Sommaruga Carlo · Nationalrat · 2013-09-23
Sommaruga Carlo · Nationalrat · Genf · Sozialdemokratische Fraktion · 2013-09-23
Wortprotokoll
La Commission de politique extérieure a eu l'occasion de se pencher sur le rapport sur le travail de la Délégation parlementaire AELE/Parlement européen en date du 19 août 2013. Il s'agit du rapport annuel de cette délégation. La commission vous propose, à l'unanimité, de prendre acte de ce rapport.
Permettez-moi tout d'abord de vous rappeler que la délégation auprès du Comité parlementaire des pays de l'AELE et chargée des relations avec le Parlement européen est présidée par Monsieur Didier Berberat, conseiller aux Etats, et qu'elle est composée de six conseillers nationaux et de trois conseillers aux Etats.
Les axes de travail de cette délégation ne sont pas uniquement l'AELE et l'Union européenne, car il y en a un troisième. Outre les relations parlementaires avec les pays de l'AELE et ceux de l'Union européenne, la commission participe également, avec le statut d'observateur, au Comité parlementaire mixte de l'Espace économique européen (EEE).
Si on reprend les trois axes de travail de la commission, on peut dire les choses suivantes. Tout d'abord, en ce qui concerne le travail au sein du Comité parlementaire des pays de l'AELE, une discussion est menée autour de thèmes comme la négociation sur le libre-échange avec des pays tiers, puisque l'AELE est devenue très active dans ce domaine, des visites de travail sont effectuées dans les pays tiers avec lesquels on est en négociation.
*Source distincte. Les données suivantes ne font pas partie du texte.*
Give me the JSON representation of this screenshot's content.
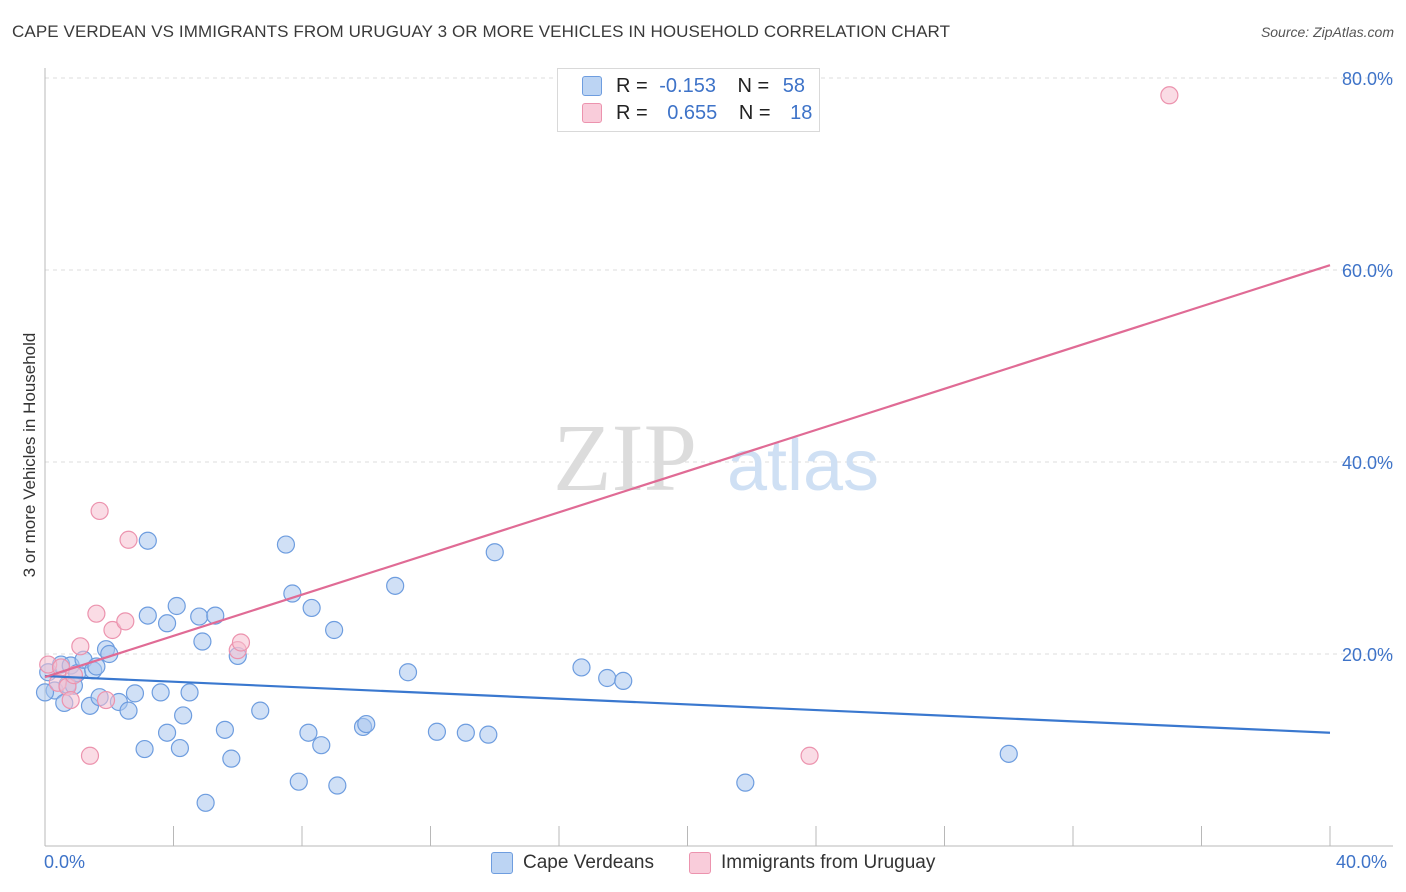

Une discussion approfondie a eu lieu à propos du contrôle parlementaire sur les agences européennes de sécurité auxquelles participent les pays de l'AELE, telles que Frontex, Eurojust et Europol, et naturellement, des discussions plus générales au sein de cette délégation portent sur la crise économique ou la libre circulation des personnes entre les pays de l'AELE.
En ce qui concerne le statut d'observateur au sein du Comité parlementaire mixte de l'EEE, il consiste essentiellement en un examen des situations qui concernent l'EEE et tout particulièrement les relations entre la Norvège et l'Union européenne puisqu'il y a eu un rapport en 2012 qui faisait le bilan de dix ans de relations entre la Norvège et l'Union européenne montrant les faiblesses et les forces de l'EEE pour ce pays et certaines difficultés sur la dépolitisation du débat au sujet de l'intégration du droit européen.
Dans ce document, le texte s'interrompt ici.